According to chapel records from 1977, Dorothy also helped outline the guidelines pertaining to the new chapel. Written under “Primary Uses” is this: “The priority use of the building shall be for religious activities of any faith or denomination.” That inclusive directive still remains in place today, nearly three years after her passing. “The chapel is open to all religions and all faiths,” said Carroll Ensminger, a member of the chapel volunteer board along with her husband Dick. Both avid skiers, the couple lives full-time at Schweitzer and helps keep an eye on the place. “It’s handy if we need to check on a problem,” Ensminger said.
The sanctuary is a light-filled space that features volunteer-made benches and a beautiful bronze door artwork created by Dorothy Fowler, who was also a renowned sculptor. (She has bronze pieces in galleries and churches throughout the world, including a bronze door in an Israeli cathedral that is similar to the one at Schweitzer.) Tall windows at the front of the sanctuary sometimes provide a reminder of where the chapel sits when the occasional young skier will dart across during services.
The basement beneath the sanctuary is a large, open dining and recreation room that was completed with funding from the Metcalf Foundation—named in honor of the family’s son, Rick, who died in an avalanche in 1982 while skiing at Schweitzer.

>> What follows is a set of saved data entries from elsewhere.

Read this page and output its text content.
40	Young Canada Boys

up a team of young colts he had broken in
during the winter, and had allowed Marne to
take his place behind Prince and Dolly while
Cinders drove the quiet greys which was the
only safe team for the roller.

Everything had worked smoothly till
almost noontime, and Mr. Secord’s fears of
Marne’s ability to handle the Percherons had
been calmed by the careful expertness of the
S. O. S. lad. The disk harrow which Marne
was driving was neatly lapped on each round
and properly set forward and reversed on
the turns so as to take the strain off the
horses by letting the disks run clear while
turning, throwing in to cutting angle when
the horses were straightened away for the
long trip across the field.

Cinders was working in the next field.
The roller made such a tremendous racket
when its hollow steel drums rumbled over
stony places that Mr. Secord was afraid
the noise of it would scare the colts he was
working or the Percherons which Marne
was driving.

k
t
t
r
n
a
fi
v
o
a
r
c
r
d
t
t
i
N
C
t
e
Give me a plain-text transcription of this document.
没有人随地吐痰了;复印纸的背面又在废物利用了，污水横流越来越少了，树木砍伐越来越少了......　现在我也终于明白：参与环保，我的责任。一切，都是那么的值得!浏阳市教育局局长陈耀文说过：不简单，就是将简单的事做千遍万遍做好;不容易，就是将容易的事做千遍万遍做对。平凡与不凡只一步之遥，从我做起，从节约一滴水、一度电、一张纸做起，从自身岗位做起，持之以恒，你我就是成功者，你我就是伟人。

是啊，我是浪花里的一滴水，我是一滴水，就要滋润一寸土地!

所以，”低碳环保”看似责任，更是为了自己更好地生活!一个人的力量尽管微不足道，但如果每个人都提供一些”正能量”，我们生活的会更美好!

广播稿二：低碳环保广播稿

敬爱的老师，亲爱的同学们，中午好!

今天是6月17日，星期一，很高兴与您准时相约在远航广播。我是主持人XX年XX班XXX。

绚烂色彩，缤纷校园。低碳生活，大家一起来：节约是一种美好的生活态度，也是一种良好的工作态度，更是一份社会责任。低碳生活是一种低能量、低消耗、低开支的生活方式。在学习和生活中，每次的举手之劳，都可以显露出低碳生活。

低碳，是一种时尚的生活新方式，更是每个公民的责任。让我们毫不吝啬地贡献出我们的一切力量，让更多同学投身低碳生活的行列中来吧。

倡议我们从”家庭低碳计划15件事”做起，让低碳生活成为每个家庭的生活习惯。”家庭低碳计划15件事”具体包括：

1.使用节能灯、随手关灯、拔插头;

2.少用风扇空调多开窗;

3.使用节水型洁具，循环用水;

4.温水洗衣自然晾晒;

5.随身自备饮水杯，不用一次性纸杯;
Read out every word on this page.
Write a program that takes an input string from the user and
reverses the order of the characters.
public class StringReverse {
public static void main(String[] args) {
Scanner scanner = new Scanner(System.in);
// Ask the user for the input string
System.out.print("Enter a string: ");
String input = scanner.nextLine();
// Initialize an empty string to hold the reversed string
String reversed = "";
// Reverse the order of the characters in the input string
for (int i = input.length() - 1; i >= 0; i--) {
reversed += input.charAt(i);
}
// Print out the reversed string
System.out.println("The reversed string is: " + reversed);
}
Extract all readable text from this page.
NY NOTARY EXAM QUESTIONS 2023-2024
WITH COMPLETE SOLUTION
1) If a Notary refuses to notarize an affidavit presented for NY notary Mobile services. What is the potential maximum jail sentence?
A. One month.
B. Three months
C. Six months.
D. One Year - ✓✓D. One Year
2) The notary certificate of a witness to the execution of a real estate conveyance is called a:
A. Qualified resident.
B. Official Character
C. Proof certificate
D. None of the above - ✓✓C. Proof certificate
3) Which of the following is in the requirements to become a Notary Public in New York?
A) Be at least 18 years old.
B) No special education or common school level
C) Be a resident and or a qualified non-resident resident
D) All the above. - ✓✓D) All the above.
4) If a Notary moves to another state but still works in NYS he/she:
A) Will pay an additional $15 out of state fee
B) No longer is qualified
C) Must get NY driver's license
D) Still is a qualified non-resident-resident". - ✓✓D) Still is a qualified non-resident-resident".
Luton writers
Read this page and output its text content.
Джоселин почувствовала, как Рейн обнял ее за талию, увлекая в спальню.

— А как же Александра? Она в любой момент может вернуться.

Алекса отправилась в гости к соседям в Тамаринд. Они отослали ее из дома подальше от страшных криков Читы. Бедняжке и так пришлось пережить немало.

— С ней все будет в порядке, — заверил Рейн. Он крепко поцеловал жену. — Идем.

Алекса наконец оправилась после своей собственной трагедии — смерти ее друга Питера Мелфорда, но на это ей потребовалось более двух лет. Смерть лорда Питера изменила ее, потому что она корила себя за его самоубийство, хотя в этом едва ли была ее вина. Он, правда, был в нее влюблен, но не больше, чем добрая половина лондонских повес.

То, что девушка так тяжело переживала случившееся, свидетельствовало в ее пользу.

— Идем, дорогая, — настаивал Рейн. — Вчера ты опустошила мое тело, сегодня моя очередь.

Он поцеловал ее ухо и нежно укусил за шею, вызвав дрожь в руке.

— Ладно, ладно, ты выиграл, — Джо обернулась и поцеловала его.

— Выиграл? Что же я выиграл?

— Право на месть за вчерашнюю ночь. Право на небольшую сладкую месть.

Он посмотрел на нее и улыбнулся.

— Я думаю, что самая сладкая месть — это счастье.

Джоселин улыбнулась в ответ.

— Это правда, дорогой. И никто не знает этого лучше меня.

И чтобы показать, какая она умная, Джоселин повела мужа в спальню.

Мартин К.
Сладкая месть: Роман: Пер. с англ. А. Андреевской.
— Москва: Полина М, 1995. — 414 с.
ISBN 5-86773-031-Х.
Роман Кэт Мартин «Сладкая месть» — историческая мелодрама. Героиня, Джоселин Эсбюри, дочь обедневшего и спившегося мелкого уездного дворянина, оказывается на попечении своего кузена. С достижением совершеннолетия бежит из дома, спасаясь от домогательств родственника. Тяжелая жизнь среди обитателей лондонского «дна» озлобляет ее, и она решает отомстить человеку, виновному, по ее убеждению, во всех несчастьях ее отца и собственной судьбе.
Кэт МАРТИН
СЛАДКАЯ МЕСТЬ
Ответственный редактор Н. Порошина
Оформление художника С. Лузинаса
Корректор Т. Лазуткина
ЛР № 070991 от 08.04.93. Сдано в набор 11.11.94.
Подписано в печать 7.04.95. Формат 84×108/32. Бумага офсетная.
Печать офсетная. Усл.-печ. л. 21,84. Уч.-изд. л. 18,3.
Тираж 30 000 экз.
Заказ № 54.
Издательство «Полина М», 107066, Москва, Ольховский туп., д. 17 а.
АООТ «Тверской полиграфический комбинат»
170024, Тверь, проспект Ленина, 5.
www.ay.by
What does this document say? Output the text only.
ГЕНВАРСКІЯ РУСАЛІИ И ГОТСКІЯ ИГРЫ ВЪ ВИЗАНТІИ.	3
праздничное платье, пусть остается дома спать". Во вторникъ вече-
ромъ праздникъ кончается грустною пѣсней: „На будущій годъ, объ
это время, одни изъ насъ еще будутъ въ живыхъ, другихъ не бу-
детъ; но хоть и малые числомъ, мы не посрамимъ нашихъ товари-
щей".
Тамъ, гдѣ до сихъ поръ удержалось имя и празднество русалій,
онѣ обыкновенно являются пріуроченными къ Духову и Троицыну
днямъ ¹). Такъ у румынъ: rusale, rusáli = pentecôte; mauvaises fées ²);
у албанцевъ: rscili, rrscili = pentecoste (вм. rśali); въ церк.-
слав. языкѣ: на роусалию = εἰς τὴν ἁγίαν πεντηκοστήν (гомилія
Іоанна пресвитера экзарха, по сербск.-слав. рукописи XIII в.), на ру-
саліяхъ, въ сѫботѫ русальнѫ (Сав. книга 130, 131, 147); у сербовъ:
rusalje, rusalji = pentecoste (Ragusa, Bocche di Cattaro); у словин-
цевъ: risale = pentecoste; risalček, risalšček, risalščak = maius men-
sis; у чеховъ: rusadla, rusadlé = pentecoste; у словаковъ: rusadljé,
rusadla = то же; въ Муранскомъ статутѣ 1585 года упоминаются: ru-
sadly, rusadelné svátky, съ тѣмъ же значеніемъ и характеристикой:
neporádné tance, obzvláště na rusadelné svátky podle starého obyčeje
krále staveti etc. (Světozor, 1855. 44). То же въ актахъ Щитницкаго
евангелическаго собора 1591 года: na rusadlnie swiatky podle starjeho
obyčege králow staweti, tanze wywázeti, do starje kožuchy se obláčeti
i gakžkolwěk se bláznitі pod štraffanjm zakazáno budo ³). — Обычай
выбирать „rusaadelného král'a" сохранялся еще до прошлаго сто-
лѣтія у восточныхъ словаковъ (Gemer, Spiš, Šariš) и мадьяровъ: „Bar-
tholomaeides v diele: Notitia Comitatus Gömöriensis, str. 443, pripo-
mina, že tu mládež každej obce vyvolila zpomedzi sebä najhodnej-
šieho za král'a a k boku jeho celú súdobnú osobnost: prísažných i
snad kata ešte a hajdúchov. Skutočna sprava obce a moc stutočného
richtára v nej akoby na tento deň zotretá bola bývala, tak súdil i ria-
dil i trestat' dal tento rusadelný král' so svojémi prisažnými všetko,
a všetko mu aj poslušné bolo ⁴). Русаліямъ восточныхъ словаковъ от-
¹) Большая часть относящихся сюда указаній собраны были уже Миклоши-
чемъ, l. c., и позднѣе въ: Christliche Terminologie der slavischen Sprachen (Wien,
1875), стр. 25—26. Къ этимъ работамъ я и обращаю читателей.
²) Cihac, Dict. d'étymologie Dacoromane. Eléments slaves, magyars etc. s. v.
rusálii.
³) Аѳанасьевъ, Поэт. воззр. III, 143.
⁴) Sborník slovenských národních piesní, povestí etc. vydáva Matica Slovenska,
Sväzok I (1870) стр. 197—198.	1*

The fund continues to benefit the chapel to this day. “It’s been a saving grace,” Ensminger said about the family’s lasting monetary gift.
And, as they did in the past, countless volunteers and generous supporters stepped in to add a 48-bed dormitory in 1999, which comfortably houses youth and adult church groups. This full-service retreat facility includes bunkrooms, shower rooms and bathrooms.
Chapel services are held on Saturday afternoons during the ski season.
“Attendance is good in the winter,” Ensminger said. “And it’s absolutely packed on Christmas Eve!” For those interested in attending, the non-denominational service is held at 3:30 p.m. “It’s a good, real-life experience for them,” she added. Catholic Mass follows at 4:30 p.m. “Consistently, Gonzaga Jesuits come up for that one,” she said. “They do love skiing!”